Metilde Viscontini Dembowski

Da Wikipedia, l'enciclopedia libera.
(Reindirizzamento da Matilde Viscontini Dembowski)
Vai alla navigazione Vai alla ricerca
Presunto ritratto di Metilde Viscontini

Metilde Viscontini Dembowski (Milano, 1º febbraio 1790Milano, 1º maggio 1825) è stata una patriota italiana, affiliata all'associazione segreta dei Federati. Viene ricordata anche per l'amore non corrisposto suscitato nello scrittore francese Stendhal.

Biografia[modifica | modifica wikitesto]

Angelika Kauffmann: ritratto di Bianca Ferrario, nonna paterna di Metilde, con la figlia Elena Viscontini, ca 1772

Elena Maria Metilde[1] fu la seconda figlia di Carlo Viscontini e di Luigia Marliani. La primogenita Maria Beatrice era nata nel 1788; seguiranno nel 1793 Carlo Ercole e nel 1795 l'ultima figlia Maria Bianca Elena.
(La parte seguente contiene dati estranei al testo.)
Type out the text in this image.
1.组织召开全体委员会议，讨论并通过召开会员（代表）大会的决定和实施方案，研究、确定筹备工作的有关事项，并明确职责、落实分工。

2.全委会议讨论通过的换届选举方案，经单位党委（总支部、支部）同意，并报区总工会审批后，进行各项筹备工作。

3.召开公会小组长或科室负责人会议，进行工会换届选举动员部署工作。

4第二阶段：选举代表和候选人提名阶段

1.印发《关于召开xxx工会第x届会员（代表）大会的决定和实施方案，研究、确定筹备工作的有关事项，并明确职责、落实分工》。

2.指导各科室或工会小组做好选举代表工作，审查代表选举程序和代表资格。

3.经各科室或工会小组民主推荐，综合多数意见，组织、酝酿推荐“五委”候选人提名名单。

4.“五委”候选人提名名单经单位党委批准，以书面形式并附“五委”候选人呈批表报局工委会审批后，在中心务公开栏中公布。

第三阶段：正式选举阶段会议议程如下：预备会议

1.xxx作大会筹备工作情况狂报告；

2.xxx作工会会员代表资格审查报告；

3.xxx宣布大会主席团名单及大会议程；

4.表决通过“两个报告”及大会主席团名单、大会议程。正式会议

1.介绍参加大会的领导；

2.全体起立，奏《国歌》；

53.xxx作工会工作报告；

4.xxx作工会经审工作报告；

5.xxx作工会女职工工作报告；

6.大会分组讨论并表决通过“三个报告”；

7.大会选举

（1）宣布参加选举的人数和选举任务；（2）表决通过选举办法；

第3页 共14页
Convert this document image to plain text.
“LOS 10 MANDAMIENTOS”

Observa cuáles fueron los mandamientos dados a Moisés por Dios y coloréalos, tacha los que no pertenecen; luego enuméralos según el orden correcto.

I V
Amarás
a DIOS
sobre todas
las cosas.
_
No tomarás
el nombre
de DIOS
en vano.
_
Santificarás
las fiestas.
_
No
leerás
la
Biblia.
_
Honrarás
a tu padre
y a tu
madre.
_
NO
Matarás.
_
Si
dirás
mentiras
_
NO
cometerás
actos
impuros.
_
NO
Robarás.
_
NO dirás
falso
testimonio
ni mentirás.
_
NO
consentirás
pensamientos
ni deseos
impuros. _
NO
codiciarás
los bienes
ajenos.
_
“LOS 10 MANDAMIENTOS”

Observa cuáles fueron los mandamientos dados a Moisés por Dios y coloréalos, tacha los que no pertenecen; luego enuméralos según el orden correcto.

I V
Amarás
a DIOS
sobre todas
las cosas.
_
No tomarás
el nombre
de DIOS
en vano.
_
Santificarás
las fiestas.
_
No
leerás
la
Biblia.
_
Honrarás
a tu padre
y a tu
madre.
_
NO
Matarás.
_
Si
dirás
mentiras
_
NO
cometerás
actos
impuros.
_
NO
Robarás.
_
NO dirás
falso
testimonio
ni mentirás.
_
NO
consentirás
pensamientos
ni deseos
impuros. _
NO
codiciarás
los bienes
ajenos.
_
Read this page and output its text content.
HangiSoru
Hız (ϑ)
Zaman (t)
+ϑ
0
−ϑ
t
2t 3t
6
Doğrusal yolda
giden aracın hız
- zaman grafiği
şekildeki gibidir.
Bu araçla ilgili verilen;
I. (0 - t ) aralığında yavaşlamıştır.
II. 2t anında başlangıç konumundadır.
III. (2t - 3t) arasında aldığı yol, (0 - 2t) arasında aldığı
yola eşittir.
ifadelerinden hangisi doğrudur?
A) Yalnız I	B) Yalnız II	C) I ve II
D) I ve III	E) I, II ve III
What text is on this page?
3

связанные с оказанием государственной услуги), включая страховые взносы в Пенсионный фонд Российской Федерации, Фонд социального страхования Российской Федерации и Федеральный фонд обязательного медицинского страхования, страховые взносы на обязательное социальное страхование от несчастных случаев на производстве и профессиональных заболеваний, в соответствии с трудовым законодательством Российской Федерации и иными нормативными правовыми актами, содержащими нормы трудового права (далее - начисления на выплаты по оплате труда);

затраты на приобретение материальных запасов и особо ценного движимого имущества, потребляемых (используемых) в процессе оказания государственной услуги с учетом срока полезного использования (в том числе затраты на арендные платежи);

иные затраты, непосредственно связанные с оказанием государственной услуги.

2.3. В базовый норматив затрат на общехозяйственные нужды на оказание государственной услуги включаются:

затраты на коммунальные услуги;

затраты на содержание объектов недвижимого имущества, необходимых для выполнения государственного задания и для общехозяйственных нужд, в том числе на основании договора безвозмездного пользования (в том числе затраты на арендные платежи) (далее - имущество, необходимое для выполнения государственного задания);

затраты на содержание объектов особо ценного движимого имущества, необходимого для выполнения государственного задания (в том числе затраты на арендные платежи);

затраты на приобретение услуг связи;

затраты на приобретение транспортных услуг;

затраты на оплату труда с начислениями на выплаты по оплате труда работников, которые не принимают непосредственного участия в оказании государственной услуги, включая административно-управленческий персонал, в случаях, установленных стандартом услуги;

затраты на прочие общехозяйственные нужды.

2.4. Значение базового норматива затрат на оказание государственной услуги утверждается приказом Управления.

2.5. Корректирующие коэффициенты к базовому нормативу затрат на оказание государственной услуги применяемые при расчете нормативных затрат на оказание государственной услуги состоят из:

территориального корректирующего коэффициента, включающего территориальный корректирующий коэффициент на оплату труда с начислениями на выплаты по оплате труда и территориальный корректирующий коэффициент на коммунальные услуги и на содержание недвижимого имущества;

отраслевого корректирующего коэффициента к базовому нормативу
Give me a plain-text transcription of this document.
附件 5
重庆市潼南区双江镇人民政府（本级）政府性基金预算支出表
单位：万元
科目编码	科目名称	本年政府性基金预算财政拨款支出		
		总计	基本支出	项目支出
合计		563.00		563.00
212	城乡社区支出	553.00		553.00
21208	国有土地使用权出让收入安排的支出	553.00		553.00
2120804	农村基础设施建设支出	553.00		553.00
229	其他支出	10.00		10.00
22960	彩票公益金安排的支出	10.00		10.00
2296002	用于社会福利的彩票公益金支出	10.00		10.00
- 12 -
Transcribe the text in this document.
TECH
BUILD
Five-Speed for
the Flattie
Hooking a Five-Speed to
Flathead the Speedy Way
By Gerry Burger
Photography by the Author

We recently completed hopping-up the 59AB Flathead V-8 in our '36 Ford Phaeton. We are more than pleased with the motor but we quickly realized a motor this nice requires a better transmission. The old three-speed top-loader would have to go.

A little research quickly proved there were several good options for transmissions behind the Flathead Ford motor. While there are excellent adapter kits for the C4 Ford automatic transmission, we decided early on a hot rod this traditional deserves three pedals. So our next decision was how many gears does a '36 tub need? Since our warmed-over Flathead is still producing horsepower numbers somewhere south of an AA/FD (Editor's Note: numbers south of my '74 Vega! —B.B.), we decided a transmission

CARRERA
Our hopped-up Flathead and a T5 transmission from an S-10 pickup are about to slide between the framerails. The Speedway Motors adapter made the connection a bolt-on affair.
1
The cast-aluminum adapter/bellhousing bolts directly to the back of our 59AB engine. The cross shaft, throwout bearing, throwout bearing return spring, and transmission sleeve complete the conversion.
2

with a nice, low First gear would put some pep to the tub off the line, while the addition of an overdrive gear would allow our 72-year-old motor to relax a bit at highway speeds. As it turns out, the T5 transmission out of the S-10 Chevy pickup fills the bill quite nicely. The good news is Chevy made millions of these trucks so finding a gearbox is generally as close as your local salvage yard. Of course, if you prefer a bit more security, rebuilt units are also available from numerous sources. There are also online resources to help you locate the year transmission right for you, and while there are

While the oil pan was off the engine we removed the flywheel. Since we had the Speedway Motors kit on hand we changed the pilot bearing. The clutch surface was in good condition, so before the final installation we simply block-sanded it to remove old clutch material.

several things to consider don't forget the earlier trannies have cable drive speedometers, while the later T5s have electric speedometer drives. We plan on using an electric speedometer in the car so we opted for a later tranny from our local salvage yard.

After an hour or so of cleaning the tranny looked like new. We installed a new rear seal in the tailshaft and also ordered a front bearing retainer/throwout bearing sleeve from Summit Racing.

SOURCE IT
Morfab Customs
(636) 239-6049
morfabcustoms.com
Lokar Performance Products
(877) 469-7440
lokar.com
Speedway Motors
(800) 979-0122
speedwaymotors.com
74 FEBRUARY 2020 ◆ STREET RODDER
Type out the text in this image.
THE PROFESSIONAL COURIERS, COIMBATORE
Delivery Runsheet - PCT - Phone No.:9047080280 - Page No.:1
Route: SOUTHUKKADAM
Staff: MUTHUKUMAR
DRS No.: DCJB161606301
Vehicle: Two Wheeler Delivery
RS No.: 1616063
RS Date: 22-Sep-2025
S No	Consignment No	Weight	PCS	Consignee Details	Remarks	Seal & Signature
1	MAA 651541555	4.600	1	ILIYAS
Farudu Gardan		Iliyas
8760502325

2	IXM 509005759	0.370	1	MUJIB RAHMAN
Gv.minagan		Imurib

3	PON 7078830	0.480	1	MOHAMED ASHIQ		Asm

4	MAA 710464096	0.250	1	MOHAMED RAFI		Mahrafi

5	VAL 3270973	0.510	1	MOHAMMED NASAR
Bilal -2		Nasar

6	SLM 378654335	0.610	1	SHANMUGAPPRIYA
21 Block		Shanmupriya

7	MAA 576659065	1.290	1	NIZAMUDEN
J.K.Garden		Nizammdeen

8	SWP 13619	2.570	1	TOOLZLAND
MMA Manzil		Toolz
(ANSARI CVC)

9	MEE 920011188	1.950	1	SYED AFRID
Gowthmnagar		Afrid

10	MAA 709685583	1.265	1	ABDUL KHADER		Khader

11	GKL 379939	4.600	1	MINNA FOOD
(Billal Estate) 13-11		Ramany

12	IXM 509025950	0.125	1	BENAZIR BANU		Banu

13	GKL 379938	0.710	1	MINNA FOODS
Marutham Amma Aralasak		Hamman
I Viscontini erano una famiglia dell'alta borghesia milanese arricchitasi con il commercio dei tessuti, e che aveva investito i profitti in terre e palazzi della Lombardia e del Canton Ticino. Questa famiglia aveva inoltre stabilito proficue relazioni matrimoniali, come Elena Viscontini, zia di Metilde, che aveva sposato il ricchissimo commerciante Giovanni Battista Milesi.

Metilde era nata suddita austriaca, regnando ancora l'imperatore Giuseppe II, cui succedette venti giorni dopo Leopoldo II, e Milano era già una moderna e avanzata città europea, ricca di traffici, di palazzi prestigiosi e di vita mondana, al cui centro stava il teatro alla Scala, inaugurato poco più di dieci anni prima. Aveva appena cominciato la propria istruzione, che sarà varia e accurata, quando il 15 maggio 1796 nella città entrava il generale Napoleone Bonaparte e con l'aiuto delle truppe francesi Milano diveniva la capitale della Repubblica Cisalpina. Dopo la breve riconquista austriaca, tornarono i francesi costituendo la Repubblica e poi, dal 1805, il Regno d'Italia di Napoleone e di Eugenio di Beauharnais.

La ragazza crebbe con i fratelli e le cugine Milesi, indipendenti e versatili come Bianca, che studiò filosofia, anatomia, economia con Melchiorre Gioia, pittura con Andrea Appiani, e s'impegnò in politica, disinibite come Francesca, che sposerà l'avvocato Giovanni Battista Traversi, uno spregiudicato finanziere legato alla politica come lo zio materno di Metilde, l'avvocato Rocco Marliani, «uno dei più rispettabili cittadini di Milano [...], uomo virtuoso [...], uno dei padri coscritti» della Milano democratica.[2]

Il matrimonio[modifica | modifica wikitesto]

Ugo Foscolo

Il 6 luglio 1807 Metilde sposò Jan Dembowski, ufficiale napoleonico di diciassette anni più vecchio di lei. Questo militare polacco, coraggioso e apprezzato dai suoi superiori, aveva fatto la campagna d'Italia del 1800 ed era divenuto cittadino della Repubblica nel 1803. I genitori di Metilde gli accordarono il fidanzamento con la giovane nel 1806 senza badare alla volontà della figlia, e il matrimonio risultò sorprendente per l'assoluta diversità di caratteri e di interessi tra il Dembowski, persona dura e sbrigativa, e Metilde, delicata e riflessiva. I due coniugi andarono ad abitare in un appartamento dei Viscontini in via San Maurilio, da dove il marito partì qualche mese dopo per la Spagna, senza poter vedere la nascita del primo figlio Carlo, avvenuta il 9 aprile 1808.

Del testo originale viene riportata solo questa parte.